About two hours after the accident, a US official who was briefed on the investigation said he was told at least six people were killed. The official said he had no new information to explain the discrepancy in the numbers.

The official was not authorized to discuss the investigation publicly and spoke to The Associated Press on condition of anonymity.

A track chart prepared by the Washington State Department of Transportation shows the maximum speed drops from 79 mph (127 kmh) to 30 mph for passenger trains just before the tracks curve to cross Interstate 5, which is where the train went off the tracks.

The chart, dated February 7, 2017, was submitted to the Federal Railroad Administration in anticipation of the start of passenger service along a new bypass route that shaves 10 minutes off the trip between Seattle and Portland.

Kimberly Reason with Sound Transit, the Seattle-area transit agency that owns the tracks, confirmed to the AP that the speed limit at the point where the train derailed is 30 mph (48 kmh). Speed signs are posted 2 miles (3 km) before the speed zone changes and just before the speed zone approaching the curve, she said.

Positive train control — the technology that can slow or stop a speeding train — wasn’t in use on this stretch of track, according to Amtrak President Richard Anderson.

He spoke on a conference call with reporters, said he was “deeply saddened by all that has happened today.”

Bob Chipkevich, a former NTSB director of railroad, pipeline and hazardous materials investigations, told The Seattle Times the crash looked like a high-speed derailment based on television images.

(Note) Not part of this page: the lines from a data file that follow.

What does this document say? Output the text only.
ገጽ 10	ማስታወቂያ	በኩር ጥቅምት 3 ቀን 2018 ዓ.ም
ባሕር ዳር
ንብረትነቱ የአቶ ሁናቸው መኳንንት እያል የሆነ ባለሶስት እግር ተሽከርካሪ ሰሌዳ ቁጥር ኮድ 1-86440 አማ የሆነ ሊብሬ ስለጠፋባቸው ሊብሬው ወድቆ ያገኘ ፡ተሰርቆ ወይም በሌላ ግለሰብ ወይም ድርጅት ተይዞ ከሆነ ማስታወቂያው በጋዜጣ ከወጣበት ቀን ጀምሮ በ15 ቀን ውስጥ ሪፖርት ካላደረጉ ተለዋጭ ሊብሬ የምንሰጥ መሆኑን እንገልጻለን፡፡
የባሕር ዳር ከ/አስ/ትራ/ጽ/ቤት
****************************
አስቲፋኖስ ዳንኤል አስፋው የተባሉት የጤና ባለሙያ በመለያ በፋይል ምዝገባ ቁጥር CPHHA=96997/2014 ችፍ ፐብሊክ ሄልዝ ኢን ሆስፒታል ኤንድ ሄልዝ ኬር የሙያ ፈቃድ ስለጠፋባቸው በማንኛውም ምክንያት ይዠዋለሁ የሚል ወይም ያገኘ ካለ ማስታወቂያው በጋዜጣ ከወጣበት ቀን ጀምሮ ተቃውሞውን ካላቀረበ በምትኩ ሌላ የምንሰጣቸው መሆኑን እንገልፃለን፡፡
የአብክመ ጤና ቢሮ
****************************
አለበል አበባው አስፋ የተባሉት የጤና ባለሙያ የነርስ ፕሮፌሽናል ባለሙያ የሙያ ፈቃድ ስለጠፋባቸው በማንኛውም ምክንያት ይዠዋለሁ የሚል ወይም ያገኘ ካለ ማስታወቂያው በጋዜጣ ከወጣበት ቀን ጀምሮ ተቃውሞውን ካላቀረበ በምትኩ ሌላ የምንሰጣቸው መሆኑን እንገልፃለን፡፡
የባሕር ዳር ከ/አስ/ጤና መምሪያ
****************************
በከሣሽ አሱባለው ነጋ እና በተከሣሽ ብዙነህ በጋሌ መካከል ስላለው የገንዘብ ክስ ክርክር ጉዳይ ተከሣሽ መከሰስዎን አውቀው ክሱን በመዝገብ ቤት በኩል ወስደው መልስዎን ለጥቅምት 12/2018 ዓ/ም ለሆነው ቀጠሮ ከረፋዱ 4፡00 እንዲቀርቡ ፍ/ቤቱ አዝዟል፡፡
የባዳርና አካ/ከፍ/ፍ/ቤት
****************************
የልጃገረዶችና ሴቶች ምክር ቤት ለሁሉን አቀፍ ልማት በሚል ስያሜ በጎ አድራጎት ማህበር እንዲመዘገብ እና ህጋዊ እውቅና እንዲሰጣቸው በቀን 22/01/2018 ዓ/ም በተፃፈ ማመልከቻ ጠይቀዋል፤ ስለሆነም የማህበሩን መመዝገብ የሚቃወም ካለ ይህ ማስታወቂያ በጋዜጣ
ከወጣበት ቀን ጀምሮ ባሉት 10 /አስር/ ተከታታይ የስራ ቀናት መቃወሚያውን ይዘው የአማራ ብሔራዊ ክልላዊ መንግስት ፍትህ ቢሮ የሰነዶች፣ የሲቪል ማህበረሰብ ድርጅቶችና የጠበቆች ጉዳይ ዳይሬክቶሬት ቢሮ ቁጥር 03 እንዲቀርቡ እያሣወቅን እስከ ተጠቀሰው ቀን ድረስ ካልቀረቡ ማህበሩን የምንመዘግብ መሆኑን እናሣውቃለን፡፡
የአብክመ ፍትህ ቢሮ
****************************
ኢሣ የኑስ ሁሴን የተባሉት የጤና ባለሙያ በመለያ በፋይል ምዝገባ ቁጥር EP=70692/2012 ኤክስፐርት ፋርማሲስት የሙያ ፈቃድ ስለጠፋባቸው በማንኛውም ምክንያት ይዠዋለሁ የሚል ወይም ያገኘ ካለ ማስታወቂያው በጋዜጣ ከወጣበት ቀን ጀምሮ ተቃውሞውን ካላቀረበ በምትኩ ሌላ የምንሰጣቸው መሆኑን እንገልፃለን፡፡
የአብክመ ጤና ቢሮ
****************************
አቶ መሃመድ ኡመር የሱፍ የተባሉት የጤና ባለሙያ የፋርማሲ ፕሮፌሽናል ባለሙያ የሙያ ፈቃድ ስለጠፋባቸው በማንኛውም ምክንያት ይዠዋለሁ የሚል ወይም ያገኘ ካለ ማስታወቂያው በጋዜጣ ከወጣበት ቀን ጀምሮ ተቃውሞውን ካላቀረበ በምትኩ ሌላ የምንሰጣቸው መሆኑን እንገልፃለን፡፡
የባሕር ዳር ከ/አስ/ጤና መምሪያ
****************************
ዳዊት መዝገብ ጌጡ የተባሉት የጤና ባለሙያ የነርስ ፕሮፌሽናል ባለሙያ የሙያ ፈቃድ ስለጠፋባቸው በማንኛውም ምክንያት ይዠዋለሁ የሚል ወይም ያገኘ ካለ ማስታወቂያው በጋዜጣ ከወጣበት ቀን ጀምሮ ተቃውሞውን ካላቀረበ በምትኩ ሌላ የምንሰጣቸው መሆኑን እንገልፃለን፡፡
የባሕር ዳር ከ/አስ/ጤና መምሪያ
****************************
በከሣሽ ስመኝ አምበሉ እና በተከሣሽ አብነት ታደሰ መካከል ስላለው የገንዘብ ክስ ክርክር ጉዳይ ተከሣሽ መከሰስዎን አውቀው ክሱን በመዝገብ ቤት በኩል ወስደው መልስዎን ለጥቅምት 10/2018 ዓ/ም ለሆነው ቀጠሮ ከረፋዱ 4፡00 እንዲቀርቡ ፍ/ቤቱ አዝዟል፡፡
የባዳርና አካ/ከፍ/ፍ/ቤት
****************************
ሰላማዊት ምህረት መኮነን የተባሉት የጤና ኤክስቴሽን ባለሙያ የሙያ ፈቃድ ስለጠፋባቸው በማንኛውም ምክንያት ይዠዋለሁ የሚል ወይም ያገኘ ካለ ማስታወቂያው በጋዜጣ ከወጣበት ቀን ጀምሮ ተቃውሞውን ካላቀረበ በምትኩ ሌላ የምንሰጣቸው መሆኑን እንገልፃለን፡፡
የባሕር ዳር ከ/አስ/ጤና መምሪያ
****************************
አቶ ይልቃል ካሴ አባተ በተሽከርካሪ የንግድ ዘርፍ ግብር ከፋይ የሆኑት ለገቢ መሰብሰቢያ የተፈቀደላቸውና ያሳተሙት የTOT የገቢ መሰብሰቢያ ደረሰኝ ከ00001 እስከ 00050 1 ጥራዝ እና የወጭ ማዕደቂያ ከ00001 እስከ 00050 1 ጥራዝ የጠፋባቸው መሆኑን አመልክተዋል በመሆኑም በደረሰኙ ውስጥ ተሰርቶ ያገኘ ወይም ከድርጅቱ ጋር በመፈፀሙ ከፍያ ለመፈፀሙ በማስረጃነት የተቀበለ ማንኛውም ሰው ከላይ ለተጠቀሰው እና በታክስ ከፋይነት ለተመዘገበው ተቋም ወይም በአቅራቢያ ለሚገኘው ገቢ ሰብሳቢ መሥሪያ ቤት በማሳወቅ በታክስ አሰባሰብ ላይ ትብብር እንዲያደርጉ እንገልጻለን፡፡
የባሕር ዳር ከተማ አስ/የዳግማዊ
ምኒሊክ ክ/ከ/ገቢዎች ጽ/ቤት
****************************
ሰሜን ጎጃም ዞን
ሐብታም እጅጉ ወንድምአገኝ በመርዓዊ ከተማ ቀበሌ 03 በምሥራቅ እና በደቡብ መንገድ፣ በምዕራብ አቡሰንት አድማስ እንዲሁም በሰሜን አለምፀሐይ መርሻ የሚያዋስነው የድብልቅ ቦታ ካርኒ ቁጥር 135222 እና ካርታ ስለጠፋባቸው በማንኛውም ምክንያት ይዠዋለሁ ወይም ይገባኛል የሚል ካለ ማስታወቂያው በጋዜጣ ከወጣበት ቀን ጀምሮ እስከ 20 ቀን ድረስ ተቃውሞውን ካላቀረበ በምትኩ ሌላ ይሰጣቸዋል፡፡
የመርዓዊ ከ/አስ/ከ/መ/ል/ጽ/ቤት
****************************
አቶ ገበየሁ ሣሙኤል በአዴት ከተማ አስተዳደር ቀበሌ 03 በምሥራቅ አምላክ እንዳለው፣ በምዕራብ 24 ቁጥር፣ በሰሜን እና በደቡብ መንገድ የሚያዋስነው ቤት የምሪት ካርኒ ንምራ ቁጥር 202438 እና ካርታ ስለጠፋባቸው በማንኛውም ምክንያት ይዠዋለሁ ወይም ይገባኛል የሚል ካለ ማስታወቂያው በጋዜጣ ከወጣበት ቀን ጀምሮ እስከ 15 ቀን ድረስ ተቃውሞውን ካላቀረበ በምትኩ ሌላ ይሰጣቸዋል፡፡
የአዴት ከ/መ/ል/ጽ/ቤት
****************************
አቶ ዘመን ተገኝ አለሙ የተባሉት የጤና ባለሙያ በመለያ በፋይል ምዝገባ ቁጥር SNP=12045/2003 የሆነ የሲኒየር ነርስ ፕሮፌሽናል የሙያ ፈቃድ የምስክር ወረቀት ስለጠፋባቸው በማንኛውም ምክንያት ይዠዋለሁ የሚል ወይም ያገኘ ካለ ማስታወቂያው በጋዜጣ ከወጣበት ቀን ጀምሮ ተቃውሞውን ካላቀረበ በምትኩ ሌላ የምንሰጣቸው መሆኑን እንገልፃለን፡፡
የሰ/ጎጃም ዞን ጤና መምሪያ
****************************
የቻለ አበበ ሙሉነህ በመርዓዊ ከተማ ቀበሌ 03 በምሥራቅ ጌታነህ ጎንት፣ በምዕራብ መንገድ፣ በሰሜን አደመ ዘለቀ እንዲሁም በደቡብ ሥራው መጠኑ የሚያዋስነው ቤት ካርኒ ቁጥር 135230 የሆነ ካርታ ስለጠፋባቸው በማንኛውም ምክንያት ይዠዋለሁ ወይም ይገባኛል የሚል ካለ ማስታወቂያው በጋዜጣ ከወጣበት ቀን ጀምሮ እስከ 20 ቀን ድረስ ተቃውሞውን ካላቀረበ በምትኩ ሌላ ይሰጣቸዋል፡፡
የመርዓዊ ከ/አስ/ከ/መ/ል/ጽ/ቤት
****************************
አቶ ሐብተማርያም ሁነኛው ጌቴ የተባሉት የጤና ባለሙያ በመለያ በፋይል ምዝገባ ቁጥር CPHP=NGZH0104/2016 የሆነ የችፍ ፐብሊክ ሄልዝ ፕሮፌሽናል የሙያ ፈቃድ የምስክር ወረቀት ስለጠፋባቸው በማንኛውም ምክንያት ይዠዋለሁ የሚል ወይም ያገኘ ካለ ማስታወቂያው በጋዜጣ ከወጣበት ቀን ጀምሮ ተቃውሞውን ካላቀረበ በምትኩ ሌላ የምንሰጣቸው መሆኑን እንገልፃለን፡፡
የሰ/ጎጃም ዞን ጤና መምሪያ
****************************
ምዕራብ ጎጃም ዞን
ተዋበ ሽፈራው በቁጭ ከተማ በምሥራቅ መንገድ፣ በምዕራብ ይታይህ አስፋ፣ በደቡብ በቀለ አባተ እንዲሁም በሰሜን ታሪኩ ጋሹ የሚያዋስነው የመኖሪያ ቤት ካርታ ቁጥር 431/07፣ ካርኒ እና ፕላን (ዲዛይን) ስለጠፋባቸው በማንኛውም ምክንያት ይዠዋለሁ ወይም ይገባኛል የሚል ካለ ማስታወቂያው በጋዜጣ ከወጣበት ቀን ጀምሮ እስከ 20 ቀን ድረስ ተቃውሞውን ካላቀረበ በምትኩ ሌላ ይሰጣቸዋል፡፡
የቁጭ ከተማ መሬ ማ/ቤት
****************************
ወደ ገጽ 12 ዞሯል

In a radio transmission immediately after the accident, the conductor can be heard saying the train was coming around a corner and was crossing a bridge that passed over Interstate 5 when it derailed. Dispatch audio also indicated that the engineer survived with bleeding from the head and both eyes swollen shut.

“I’m still figuring that out. We’ve got cars everywhere and down onto the highway,” he tells the dispatcher, who asks if everyone is OK.